Black & White

They came to my “office”. It was moderately late — I had just finished a Wine Tasting that can only be described as a complete “camel fuck”. I was in no mood to talk to my brethren at Grapes and sought the anonymity of Ash Creek Saloon. Just stay away from me… I am not a mean person (although I admit that I know at least one person who would argue that point)… tonight I just want to be left alone.

Then “they” came in: four wait staff from the banquet staff of the Norwalk Inn… their gig finished, they were looking to un-wind.

I well recognized the attire: black vests, white formal shirts (don’t ask me why; but I find women wearing white pleated dress shirts to be incredibly sexy), black slacks & comfortable black shoes.

 

Yep. I don’t have to plow the depths of my memory to remember the years I wore “black & white” at the Inn at Longshore in Westport… all those nights or doubleshifted Saturdays when I mixed drinks, poured wine and served up beer deep into the night.

And if it had been a particularly fruitful night (meaning I got tipped big), Steve, Lindy, Robert or Denise & I would repair to the Mansion Clam House for “last call” to un-wind… to recount the glories of the evening — to share a host of laughs, and sometimes to voice hurt and trouble.

On those late evenings nothing seemed closer. The previous 8 – 16 hours joining us… and everything we shared over cold beer and whisky was cast through the prism of our common experience. The laughter was more intense, the melancholy was more pointed.

There was a part of being there because we needed the money. I don’t know people who choose to wait staff. And there was a part of being there because we felt “whole” being with folks traveling on a similar path.

And I glance down the bar at the foursome from the Norwalk Inn and I reflect on how ashamed I was when I first tended bar part time… here, I owned my own business, not being able to fully make it and having to tend bar? When I think about how before each wedding I would look at the card table with the names and table assignments praying that I wouldn’t see a name that I knew. Yes, it took me quite awhile to shed my embarrassment.

But I did.

I was a damned good bartender.

But it was the time that I shared with Lindy, Steve, Denise & Robert (and a few others) that gave positive definition to what was largely a bleak chapter in my life. So, I look to my left again… see part of the Norwalk Inn’s staff, see the bottles of Heineken and the celebratory shots lined up.

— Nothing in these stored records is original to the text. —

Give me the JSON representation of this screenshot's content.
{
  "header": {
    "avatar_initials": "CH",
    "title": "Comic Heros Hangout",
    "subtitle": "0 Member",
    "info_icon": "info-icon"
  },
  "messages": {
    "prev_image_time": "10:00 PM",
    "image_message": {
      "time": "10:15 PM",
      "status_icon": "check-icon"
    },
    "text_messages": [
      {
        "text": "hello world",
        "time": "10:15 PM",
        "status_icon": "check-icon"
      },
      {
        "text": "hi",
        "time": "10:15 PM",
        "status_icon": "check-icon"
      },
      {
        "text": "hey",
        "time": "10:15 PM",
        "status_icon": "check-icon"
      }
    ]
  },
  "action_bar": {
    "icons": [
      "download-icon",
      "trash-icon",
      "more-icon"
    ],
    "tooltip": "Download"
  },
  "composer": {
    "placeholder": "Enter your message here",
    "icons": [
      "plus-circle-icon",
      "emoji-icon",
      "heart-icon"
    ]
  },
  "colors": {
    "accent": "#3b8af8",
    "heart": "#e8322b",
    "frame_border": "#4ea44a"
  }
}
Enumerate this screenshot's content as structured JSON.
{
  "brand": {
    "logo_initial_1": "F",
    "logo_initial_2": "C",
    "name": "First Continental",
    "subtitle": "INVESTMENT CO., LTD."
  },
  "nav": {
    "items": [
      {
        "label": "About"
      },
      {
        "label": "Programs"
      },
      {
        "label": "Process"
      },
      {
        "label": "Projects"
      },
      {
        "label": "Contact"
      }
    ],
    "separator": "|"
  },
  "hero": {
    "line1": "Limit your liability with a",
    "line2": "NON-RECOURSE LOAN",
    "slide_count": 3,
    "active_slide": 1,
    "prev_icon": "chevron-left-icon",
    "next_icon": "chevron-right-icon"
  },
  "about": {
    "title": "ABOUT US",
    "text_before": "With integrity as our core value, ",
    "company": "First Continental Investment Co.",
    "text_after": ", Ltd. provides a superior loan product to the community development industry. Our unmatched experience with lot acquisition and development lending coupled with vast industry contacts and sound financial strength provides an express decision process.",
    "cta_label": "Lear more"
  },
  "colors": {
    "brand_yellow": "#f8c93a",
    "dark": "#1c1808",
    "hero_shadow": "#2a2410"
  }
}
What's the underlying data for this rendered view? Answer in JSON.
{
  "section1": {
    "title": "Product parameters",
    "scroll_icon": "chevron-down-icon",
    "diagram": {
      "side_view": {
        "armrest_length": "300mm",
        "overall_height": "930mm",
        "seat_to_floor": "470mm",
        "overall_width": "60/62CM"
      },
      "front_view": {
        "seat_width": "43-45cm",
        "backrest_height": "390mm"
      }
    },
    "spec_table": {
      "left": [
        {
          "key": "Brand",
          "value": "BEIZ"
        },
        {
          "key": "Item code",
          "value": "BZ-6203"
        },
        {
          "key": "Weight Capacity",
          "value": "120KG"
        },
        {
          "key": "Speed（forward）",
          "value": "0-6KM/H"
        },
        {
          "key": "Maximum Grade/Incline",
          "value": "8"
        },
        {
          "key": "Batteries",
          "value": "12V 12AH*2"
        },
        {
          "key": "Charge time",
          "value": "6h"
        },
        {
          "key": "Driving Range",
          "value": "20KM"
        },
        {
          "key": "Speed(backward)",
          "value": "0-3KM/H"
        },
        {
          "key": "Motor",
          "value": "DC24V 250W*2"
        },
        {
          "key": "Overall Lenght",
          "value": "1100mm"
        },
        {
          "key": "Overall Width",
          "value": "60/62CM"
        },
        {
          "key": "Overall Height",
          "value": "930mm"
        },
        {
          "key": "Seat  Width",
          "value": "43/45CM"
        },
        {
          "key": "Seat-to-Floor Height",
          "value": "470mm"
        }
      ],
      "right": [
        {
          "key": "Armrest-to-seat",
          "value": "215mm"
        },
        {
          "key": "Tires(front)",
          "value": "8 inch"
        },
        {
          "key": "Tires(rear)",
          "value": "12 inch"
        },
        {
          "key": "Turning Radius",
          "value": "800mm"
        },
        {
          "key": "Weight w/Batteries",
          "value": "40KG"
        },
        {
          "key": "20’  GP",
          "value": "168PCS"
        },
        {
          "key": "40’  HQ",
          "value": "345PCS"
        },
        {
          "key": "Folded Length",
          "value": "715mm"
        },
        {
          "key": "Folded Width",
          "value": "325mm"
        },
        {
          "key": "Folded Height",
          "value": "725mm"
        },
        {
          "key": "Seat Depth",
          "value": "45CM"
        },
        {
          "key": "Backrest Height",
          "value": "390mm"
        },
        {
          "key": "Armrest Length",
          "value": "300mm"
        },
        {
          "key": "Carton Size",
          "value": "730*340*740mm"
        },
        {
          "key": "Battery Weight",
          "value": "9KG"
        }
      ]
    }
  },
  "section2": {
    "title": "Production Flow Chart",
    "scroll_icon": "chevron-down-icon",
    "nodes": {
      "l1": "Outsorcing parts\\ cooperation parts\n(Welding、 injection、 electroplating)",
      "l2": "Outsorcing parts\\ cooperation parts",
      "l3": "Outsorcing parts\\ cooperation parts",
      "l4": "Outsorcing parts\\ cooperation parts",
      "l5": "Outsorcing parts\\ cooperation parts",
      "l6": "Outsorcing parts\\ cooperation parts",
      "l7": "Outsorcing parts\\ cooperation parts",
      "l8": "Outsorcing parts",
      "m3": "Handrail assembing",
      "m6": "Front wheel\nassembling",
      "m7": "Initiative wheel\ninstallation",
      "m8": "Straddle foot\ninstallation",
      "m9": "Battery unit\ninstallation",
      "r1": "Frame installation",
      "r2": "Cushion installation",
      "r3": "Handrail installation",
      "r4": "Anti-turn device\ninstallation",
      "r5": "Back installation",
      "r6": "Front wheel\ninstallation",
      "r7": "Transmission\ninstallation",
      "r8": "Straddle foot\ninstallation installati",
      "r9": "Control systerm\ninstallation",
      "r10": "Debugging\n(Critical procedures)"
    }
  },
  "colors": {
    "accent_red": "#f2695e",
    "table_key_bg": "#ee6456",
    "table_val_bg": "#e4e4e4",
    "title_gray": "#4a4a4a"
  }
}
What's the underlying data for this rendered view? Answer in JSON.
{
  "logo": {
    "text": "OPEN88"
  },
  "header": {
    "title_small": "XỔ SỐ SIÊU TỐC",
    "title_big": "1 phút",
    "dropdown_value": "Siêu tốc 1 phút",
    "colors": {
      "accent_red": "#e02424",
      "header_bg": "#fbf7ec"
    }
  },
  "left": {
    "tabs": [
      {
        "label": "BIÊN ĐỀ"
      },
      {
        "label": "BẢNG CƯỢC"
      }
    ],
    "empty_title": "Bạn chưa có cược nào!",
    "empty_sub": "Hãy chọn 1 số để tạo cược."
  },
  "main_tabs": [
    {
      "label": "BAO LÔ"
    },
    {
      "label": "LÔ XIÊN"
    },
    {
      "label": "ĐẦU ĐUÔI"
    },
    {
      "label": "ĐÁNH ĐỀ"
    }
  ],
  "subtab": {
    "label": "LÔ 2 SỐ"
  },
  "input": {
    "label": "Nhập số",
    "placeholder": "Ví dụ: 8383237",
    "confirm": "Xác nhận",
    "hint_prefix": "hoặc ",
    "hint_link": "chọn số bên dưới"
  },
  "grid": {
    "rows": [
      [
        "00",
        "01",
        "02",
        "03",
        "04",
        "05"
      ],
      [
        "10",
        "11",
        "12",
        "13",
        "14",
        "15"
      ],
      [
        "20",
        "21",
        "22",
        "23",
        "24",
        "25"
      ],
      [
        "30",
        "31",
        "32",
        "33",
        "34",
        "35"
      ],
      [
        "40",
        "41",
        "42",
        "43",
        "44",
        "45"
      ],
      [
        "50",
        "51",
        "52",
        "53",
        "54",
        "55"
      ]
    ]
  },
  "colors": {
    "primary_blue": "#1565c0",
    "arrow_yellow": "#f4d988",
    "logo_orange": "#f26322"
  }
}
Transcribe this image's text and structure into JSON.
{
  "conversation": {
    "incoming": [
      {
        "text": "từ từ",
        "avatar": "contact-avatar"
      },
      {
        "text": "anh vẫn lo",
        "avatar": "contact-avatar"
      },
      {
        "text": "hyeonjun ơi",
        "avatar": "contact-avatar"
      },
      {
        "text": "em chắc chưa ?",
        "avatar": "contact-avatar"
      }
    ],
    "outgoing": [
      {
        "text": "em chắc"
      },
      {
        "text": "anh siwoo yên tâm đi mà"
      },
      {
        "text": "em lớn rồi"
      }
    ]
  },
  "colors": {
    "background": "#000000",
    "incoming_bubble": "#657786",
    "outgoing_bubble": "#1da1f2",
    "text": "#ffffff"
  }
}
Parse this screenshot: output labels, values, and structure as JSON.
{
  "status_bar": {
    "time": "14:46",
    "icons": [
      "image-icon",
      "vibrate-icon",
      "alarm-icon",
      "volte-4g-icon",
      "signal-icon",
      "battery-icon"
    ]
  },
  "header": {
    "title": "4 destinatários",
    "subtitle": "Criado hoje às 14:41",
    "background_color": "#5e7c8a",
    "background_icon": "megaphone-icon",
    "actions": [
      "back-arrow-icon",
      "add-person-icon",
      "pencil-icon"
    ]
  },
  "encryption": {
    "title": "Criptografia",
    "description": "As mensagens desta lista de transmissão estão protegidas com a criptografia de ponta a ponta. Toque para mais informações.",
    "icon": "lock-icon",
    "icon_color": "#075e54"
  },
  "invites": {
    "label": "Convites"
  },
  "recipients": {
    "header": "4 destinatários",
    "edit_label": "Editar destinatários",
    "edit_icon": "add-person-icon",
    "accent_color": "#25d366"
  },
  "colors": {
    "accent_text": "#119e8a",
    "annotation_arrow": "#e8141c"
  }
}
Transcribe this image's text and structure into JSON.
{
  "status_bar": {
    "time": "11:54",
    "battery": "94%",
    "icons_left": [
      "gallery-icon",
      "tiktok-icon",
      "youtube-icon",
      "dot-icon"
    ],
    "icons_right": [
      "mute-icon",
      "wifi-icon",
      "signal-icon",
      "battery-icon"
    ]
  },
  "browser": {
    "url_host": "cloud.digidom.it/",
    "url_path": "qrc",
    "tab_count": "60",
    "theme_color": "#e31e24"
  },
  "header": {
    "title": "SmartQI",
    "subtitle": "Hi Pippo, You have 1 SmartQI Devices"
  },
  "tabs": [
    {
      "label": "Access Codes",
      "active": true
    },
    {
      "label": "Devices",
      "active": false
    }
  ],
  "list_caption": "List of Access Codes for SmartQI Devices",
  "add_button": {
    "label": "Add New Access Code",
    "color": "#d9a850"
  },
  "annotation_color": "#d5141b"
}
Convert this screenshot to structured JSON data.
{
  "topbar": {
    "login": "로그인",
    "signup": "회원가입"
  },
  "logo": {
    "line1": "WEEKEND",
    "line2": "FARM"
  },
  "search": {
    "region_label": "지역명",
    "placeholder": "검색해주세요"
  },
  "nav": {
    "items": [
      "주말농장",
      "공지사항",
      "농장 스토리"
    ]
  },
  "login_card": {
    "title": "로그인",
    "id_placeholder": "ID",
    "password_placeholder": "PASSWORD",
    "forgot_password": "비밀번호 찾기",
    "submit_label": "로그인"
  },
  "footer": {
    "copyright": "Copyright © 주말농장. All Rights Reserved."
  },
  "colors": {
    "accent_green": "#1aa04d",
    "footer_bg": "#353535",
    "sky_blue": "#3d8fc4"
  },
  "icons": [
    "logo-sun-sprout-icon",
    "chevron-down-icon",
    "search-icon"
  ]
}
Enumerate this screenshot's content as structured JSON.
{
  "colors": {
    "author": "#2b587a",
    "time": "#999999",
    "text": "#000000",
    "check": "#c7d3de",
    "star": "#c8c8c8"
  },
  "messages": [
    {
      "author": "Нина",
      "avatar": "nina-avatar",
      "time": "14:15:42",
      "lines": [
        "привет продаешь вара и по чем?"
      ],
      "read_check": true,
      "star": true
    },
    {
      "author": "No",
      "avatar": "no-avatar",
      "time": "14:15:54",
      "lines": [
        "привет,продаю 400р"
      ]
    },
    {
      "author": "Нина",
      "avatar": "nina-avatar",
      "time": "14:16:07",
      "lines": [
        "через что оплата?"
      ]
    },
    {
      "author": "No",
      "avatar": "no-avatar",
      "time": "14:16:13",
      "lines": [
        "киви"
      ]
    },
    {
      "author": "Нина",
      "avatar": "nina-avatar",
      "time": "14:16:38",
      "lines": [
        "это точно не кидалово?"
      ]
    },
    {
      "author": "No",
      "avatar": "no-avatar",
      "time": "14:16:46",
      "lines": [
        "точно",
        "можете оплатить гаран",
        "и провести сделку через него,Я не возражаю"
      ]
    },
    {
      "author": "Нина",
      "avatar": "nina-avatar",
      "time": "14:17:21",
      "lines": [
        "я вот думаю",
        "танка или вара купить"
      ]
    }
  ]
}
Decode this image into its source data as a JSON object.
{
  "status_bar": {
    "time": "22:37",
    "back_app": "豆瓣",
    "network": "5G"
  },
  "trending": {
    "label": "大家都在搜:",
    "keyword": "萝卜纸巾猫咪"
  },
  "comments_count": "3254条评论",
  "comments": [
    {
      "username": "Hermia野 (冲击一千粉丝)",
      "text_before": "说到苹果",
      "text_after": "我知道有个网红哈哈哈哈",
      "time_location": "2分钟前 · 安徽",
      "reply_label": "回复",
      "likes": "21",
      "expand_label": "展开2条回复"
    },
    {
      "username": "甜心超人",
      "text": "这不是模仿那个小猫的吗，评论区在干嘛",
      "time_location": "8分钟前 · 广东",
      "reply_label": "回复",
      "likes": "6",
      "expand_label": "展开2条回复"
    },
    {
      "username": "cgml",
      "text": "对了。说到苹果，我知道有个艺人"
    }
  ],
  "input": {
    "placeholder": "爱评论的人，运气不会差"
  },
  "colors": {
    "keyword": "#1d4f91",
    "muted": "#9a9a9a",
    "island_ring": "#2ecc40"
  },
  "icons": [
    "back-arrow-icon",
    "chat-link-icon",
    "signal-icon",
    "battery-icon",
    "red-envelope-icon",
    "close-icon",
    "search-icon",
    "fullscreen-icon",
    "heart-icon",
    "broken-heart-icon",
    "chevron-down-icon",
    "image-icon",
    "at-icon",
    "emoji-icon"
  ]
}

I hear the good natured ribbing, the laughter that is spilled and think back to my days in “black & white”.

I think back to Lindy, who has provided me with more annecdotes than just about anyone who I have ever known… To Steve, a person I worked with for 7 years without a single cross word ever taking place between us… To Denise, a close friend who was sexy beyond belief in a formal shirt… And to amazing Robert who defies a brief description…

I don’t miss the forced late nights. I miss the people. I miss those shared bright moments on a twisted path between sun and shadow.